Уж и солнце скользнуло за лес, взошел над рекой месяц – наливается он силой, круглее делается, растет. Упустил ты удачу свою, Урра-хан! Не поздно еще повернуть, не поздно вспомнить старую ворожею, говорившую тебе на берегах Атиль-реки – «Более всего, хан, опасайся светлого глаза – темный глаз тебе счастье даст, а светлый с ума сведет».
Свел тебя с ума светлый, синий взгляд юной Ойны, взгляд, что древнее вечного синего неба. Даже змеиный ум твой не в силах противиться этой силе.
«Еще опасайся, хан, северного ветра. Южный ветер принесет тебе слезы, восточный даст свет – а северный станет твоей неудачей».
Разбили войско его на юге, и плакал хан горючими слезами по погибшем брате. Взяли они богатую добычу на востоке – и радовался хан своей удаче. Но с севера пришла печаль, и не оттуда ли придет к нему смерть?
Урра-хан, вскормили тебя берега Атиль-реки, взял ты от нее быстроту светлой стремнины, взял мощь широкого русла – взял и холодную темень злой пучины, куда не достает ни единый лучик солнца, куда утягивают злосчастных пловцов буруны-водовороты, откуда нет возврата. Но легка рука Урра-хана, и горячим сделалось даже холодное змеиное сердце – решает он разорвать разом все путы змеиных своих мыслей, своей рукой попытать удачу.
Легка рука, легка стрела на тетиве, легко натягивается лук. Но ветер, северный ветер сбивает стрелу на сторону, лишь задела она молодого воина, лишь обагрила его руку алой кровью.
И вот несутся кони вскачь, летят соперники друг навстречу другу. Страшно, по-зверьему визжит Урра-хан, «кхуууууууу!», шакалом степным; страшно сверкает в его руках кривой меч.
Воин с Севера молчит, только взлетает в его руках прямой клинок, горит гибельная яхонтовая синева в его глазах, вспыхивает при месяце. Он бьется так, будто родился с клинком в руках, не замечая раны. Но быстрее, чем закаленный в битвах степняк, теряет северянин силы – не проста стрела Урра-хана, смазана она отравой. Не удержаться, не сдержать натиска кривого меча.
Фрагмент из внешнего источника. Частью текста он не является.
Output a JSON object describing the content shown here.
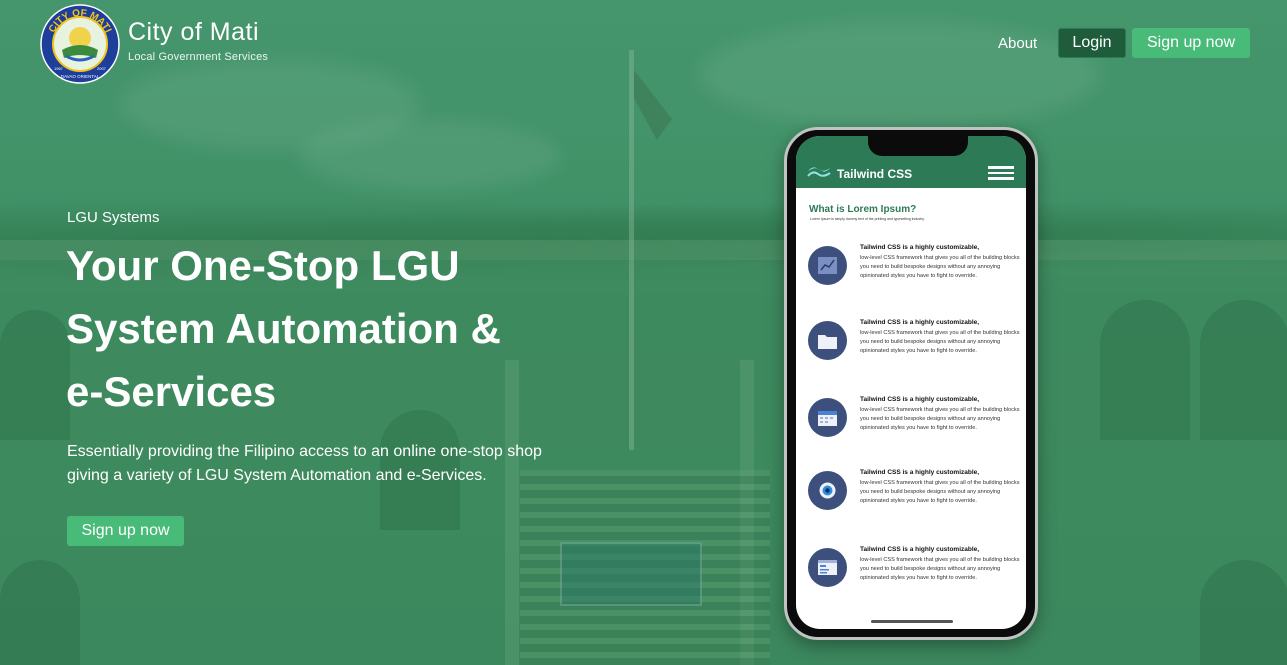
{
  "brand": {
    "title": "City of Mati",
    "subtitle": "Local Government Services",
    "logo_text_top": "CITY OF MATI",
    "logo_text_bottom": "DAVAO ORIENTAL",
    "logo_year_left": "1967",
    "logo_year_right": "2007"
  },
  "nav": {
    "about": "About",
    "login": "Login",
    "signup": "Sign up now"
  },
  "hero": {
    "eyebrow": "LGU Systems",
    "title_line1": "Your One-Stop LGU",
    "title_line2": "System Automation &",
    "title_line3": "e-Services",
    "description": "Essentially providing the Filipino access to an online one-stop shop giving a variety of LGU System Automation and e-Services.",
    "cta": "Sign up now"
  },
  "phone": {
    "app_title": "Tailwind CSS",
    "heading": "What is Lorem Ipsum?",
    "subheading": "Lorem Ipsum is simply dummy text of the printing and typesetting industry.",
    "features": [
      {
        "icon": "chart-icon",
        "title": "Tailwind CSS is a highly customizable,",
        "text": "low-level CSS framework that gives you all of the building blocks you need to build bespoke designs without any annoying opinionated styles you have to fight to override."
      },
      {
        "icon": "folder-icon",
        "title": "Tailwind CSS is a highly customizable,",
        "text": "low-level CSS framework that gives you all of the building blocks you need to build bespoke designs without any annoying opinionated styles you have to fight to override."
      },
      {
        "icon": "calendar-icon",
        "title": "Tailwind CSS is a highly customizable,",
        "text": "low-level CSS framework that gives you all of the building blocks you need to build bespoke designs without any annoying opinionated styles you have to fight to override."
      },
      {
        "icon": "camera-icon",
        "title": "Tailwind CSS is a highly customizable,",
        "text": "low-level CSS framework that gives you all of the building blocks you need to build bespoke designs without any annoying opinionated styles you have to fight to override."
      },
      {
        "icon": "browser-icon",
        "title": "Tailwind CSS is a highly customizable,",
        "text": "low-level CSS framework that gives you all of the building blocks you need to build bespoke designs without any annoying opinionated styles you have to fight to override."
      }
    ]
  },
  "colors": {
    "accent": "#48bb78",
    "login_bg": "#1e5c3b",
    "overlay": "#2e8b57",
    "phone_header": "#2d7a56"
  }
}
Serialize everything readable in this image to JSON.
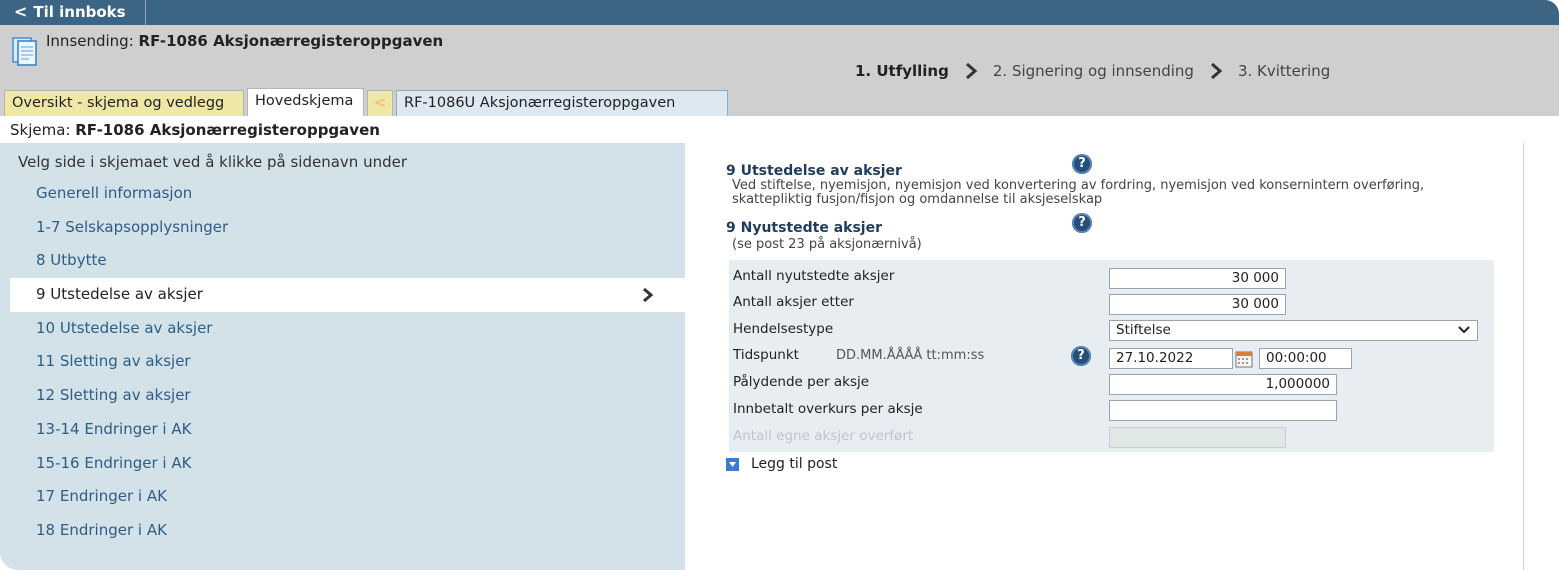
{
  "topbar": {
    "back_label": "Til innboks"
  },
  "header": {
    "submission_prefix": "Innsending:",
    "submission_title": "RF-1086 Aksjonærregisteroppgaven",
    "steps": [
      {
        "label": "1. Utfylling"
      },
      {
        "label": "2. Signering og innsending"
      },
      {
        "label": "3. Kvittering"
      }
    ],
    "tabs": {
      "overview": "Oversikt - skjema og vedlegg",
      "main": "Hovedskjema",
      "back": "<",
      "sub": "RF-1086U Aksjonærregisteroppgaven"
    }
  },
  "schema": {
    "prefix": "Skjema:",
    "title": "RF-1086 Aksjonærregisteroppgaven"
  },
  "nav": {
    "intro": "Velg side i skjemaet ved å klikke på sidenavn under",
    "items": [
      {
        "label": "Generell informasjon"
      },
      {
        "label": "1-7 Selskapsopplysninger"
      },
      {
        "label": "8 Utbytte"
      },
      {
        "label": "9 Utstedelse av aksjer"
      },
      {
        "label": "10 Utstedelse av aksjer"
      },
      {
        "label": "11 Sletting av aksjer"
      },
      {
        "label": "12 Sletting av aksjer"
      },
      {
        "label": "13-14 Endringer i AK"
      },
      {
        "label": "15-16 Endringer i AK"
      },
      {
        "label": "17 Endringer i AK"
      },
      {
        "label": "18 Endringer i AK"
      }
    ],
    "active_index": 3
  },
  "content": {
    "section1": {
      "title": "9 Utstedelse av aksjer",
      "desc_line1": "Ved stiftelse, nyemisjon, nyemisjon ved konvertering av fordring, nyemisjon ved konsernintern overføring,",
      "desc_line2": "skattepliktig fusjon/fisjon og omdannelse til aksjeselskap"
    },
    "section2": {
      "title": "9 Nyutstedte aksjer",
      "subtitle": "(se post 23 på aksjonærnivå)"
    },
    "fields": {
      "new_shares_label": "Antall nyutstedte aksjer",
      "new_shares_value": "30 000",
      "shares_after_label": "Antall aksjer etter",
      "shares_after_value": "30 000",
      "event_type_label": "Hendelsestype",
      "event_type_value": "Stiftelse",
      "timestamp_label": "Tidspunkt",
      "timestamp_hint": "DD.MM.ÅÅÅÅ tt:mm:ss",
      "date_value": "27.10.2022",
      "time_value": "00:00:00",
      "par_value_label": "Pålydende per aksje",
      "par_value_value": "1,000000",
      "premium_label": "Innbetalt overkurs per aksje",
      "premium_value": "",
      "own_shares_label": "Antall egne aksjer overført",
      "own_shares_value": ""
    },
    "add_post_label": "Legg til post",
    "help_symbol": "?"
  },
  "colors": {
    "topbar": "#3c6485",
    "header_bg": "#cfcfcf",
    "nav_bg": "#d3e1e9",
    "nav_link": "#2e5d86",
    "form_bg": "#e8edf1",
    "help_icon": "#244f7d"
  }
}
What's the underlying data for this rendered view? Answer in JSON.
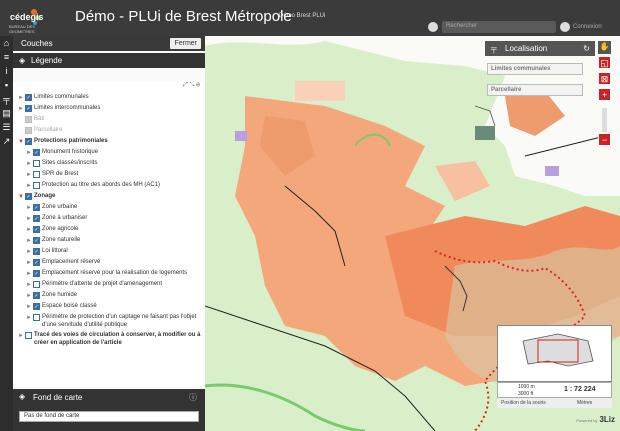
{
  "header": {
    "title": "Démo - PLUi de Brest Métropole",
    "subtitle": "Démo Brest PLUi",
    "logo_text": "cédegis",
    "logo_sub": "BUREAU DES GEOMETRES",
    "search_placeholder": "Rechercher",
    "connect_label": "Connexion"
  },
  "sidebar_icons": [
    "home-icon",
    "layers-icon",
    "info-icon",
    "comment-icon",
    "tools-icon",
    "print-icon",
    "list-icon",
    "share-icon"
  ],
  "panel": {
    "couches_label": "Couches",
    "close_label": "Fermer",
    "legend_label": "Légende"
  },
  "layers": [
    {
      "label": "Limites communales",
      "arrow": "►",
      "checked": true,
      "bold": false,
      "grey": false,
      "indent": 0
    },
    {
      "label": "Limites intercommunales",
      "arrow": "►",
      "checked": true,
      "bold": false,
      "grey": false,
      "indent": 0
    },
    {
      "label": "Bâti",
      "arrow": "",
      "checked": false,
      "bold": false,
      "grey": true,
      "indent": 0
    },
    {
      "label": "Parcellaire",
      "arrow": "",
      "checked": false,
      "bold": false,
      "grey": true,
      "indent": 0
    },
    {
      "label": "Protections patrimoniales",
      "arrow": "▼",
      "checked": true,
      "bold": true,
      "grey": false,
      "indent": 0
    },
    {
      "label": "Monument historique",
      "arrow": "►",
      "checked": true,
      "bold": false,
      "grey": false,
      "indent": 1
    },
    {
      "label": "Sites classés/inscrits",
      "arrow": "►",
      "checked": false,
      "bold": false,
      "grey": false,
      "indent": 1
    },
    {
      "label": "SPR de Brest",
      "arrow": "►",
      "checked": false,
      "bold": false,
      "grey": false,
      "indent": 1
    },
    {
      "label": "Protection au titre des abords des MH (AC1)",
      "arrow": "►",
      "checked": false,
      "bold": false,
      "grey": false,
      "indent": 1
    },
    {
      "label": "Zonage",
      "arrow": "▼",
      "checked": true,
      "bold": true,
      "grey": false,
      "indent": 0
    },
    {
      "label": "Zone urbaine",
      "arrow": "►",
      "checked": true,
      "bold": false,
      "grey": false,
      "indent": 1
    },
    {
      "label": "Zone à urbaniser",
      "arrow": "►",
      "checked": true,
      "bold": false,
      "grey": false,
      "indent": 1
    },
    {
      "label": "Zone agricole",
      "arrow": "►",
      "checked": true,
      "bold": false,
      "grey": false,
      "indent": 1
    },
    {
      "label": "Zone naturelle",
      "arrow": "►",
      "checked": true,
      "bold": false,
      "grey": false,
      "indent": 1
    },
    {
      "label": "Loi littoral",
      "arrow": "►",
      "checked": true,
      "bold": false,
      "grey": false,
      "indent": 1
    },
    {
      "label": "Emplacement réservé",
      "arrow": "►",
      "checked": true,
      "bold": false,
      "grey": false,
      "indent": 1
    },
    {
      "label": "Emplacement réservé pour la réalisation de logements",
      "arrow": "►",
      "checked": true,
      "bold": false,
      "grey": false,
      "indent": 1
    },
    {
      "label": "Périmètre d'attente de projet d'aménagement",
      "arrow": "►",
      "checked": false,
      "bold": false,
      "grey": false,
      "indent": 1
    },
    {
      "label": "Zone humide",
      "arrow": "►",
      "checked": true,
      "bold": false,
      "grey": false,
      "indent": 1
    },
    {
      "label": "Espace boisé classé",
      "arrow": "►",
      "checked": true,
      "bold": false,
      "grey": false,
      "indent": 1
    },
    {
      "label": "Périmètre de protection d'un captage ne faisant pas l'objet d'une servitude d'utilité publique",
      "arrow": "►",
      "checked": false,
      "bold": false,
      "grey": false,
      "indent": 1
    },
    {
      "label": "Tracé des voies de circulation à conserver, à modifier ou à créer en application de l'article",
      "arrow": "►",
      "checked": false,
      "bold": true,
      "grey": false,
      "indent": 0
    }
  ],
  "basemap": {
    "title": "Fond de carte",
    "selected": "Pas de fond de carte"
  },
  "map": {
    "localisation_label": "Localisation",
    "field1": "Limites communales",
    "field2": "Parcellaire",
    "scale": "1 : 72 224",
    "scale_bar_1": "1000 m",
    "scale_bar_2": "3000 ft",
    "position_label": "Position de la souris",
    "units": "Mètres",
    "credit": "3Liz",
    "powered": "Powered by"
  }
}
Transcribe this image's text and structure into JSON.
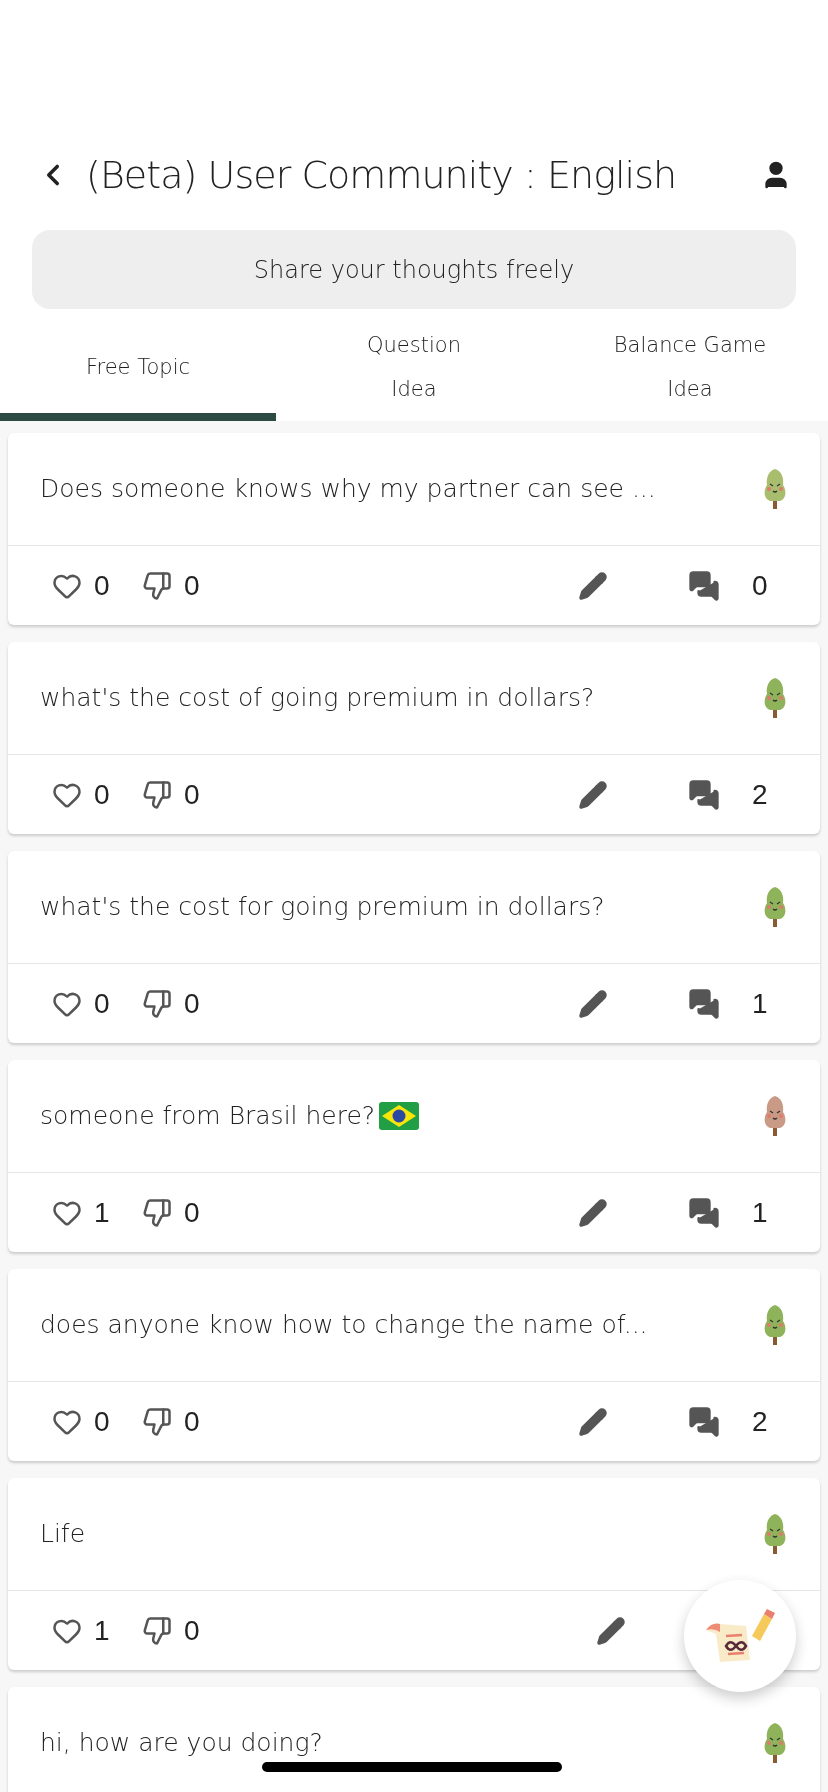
{
  "header": {
    "title": "(Beta) User Community : English"
  },
  "share_bar": {
    "label": "Share your thoughts freely"
  },
  "tabs": [
    {
      "lines": [
        "Free Topic"
      ],
      "selected": true
    },
    {
      "lines": [
        "Question",
        "Idea"
      ],
      "selected": false
    },
    {
      "lines": [
        "Balance Game",
        "Idea"
      ],
      "selected": false
    }
  ],
  "posts": [
    {
      "text": "Does someone knows why my partner can see ...",
      "likes": "0",
      "dislikes": "0",
      "comments": "0",
      "color": "#a9bd6e",
      "flag": false
    },
    {
      "text": "what's the cost of going premium in dollars?",
      "likes": "0",
      "dislikes": "0",
      "comments": "2",
      "color": "#8fb35a",
      "flag": false
    },
    {
      "text": "what's the cost for going premium in dollars?",
      "likes": "0",
      "dislikes": "0",
      "comments": "1",
      "color": "#8fb35a",
      "flag": false
    },
    {
      "text": "someone from Brasil here?",
      "likes": "1",
      "dislikes": "0",
      "comments": "1",
      "color": "#c99a85",
      "flag": true
    },
    {
      "text": "does anyone know how to change the name of...",
      "likes": "0",
      "dislikes": "0",
      "comments": "2",
      "color": "#8fb35a",
      "flag": false
    },
    {
      "text": "Life",
      "likes": "1",
      "dislikes": "0",
      "color": "#8fb35a",
      "flag": false
    },
    {
      "text": "hi, how are you doing?",
      "color": "#8fb35a",
      "flag": false
    }
  ]
}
Кружатся кони на месте, бьются воины. Кружит ветер вокруг, охлаждает рану Свейна, не дает ей гореть слишком сильно. И бьет свет месяца в широкий клинок Урра-хана, в широкое лезвие, бьет от клинка отсвет прямо в черные степные глаза. Вскрикивает дико Урра-хан – не видят глаза его, слепнут они на миг. И того мига довольно, чтобы вошел прямой меч в его горло, выше кольчуги.
«Еще того пуще опасайся, хан, месяца, света его колдовского – от света месяца придет тебе погибель»
***
«Худо будет, князь, если не поедешь назад! Не видать тебе суженой, если не повернешь!»
Слыхано ли, чтобы кошка говорила по-человечьи? Слыхано ли, чтобы человек кошку слушал? Горят угольями кошачьи глаза. Заступила она дорогу князю ясов, всхрапнул конь, вскинулся на дыбы, назад норовит повернуть.
- Судьба!.. – вскинулся и Арслан, загорелись глаза его. Поедет туда, куда ведет его судьба… К реке так к реке. Летит конь, пущенный во весь опор, летит князь ясов с надеждою в сердце, верит, что ждет его впереди удача или благой знак.
И вот берег реки, и вот месяц висит над ней, серебрит, стелет дорожку на речной глади. Промчался мимо горбоносый степняк под дорогим седлом, прозвенела серебром его наборная узда. Промчался вестник смерти, конь без всадника. А Урра-хан у куста лежит, и в раскрытых глазах его тускнеет свет месяца.
А на низком берегу другой конь ходит - ходит, понурый, около хозяина. Лежит северянин ничком и жизнь его отлетает. Не думая ни о чем, спешился Арслан, кольчугу с юноши снял, рану его бальзамом на сорока травах смазал, что дала ему в дорогу старая нянюшка. Но видит – рана пустячная, не она жизнь отбирает. Отрава в крови Свейна, она-то и несет смерть, она-то и струит смерть по жилам.
Хотел было Арслан поехать прочь, но не смог оставить молодого чужака. Да и другая мысль его не пускала – не можно ли от чужестранца-северянина прознать о том, где княжна и кто причиной ее похищения. Не пробредит ли Свейн что, не поможет ли Арслану своей удачей, чуя смертный час. Потому что необычайна удача этого юного воина, если смог победить он закаленного в боях степняка.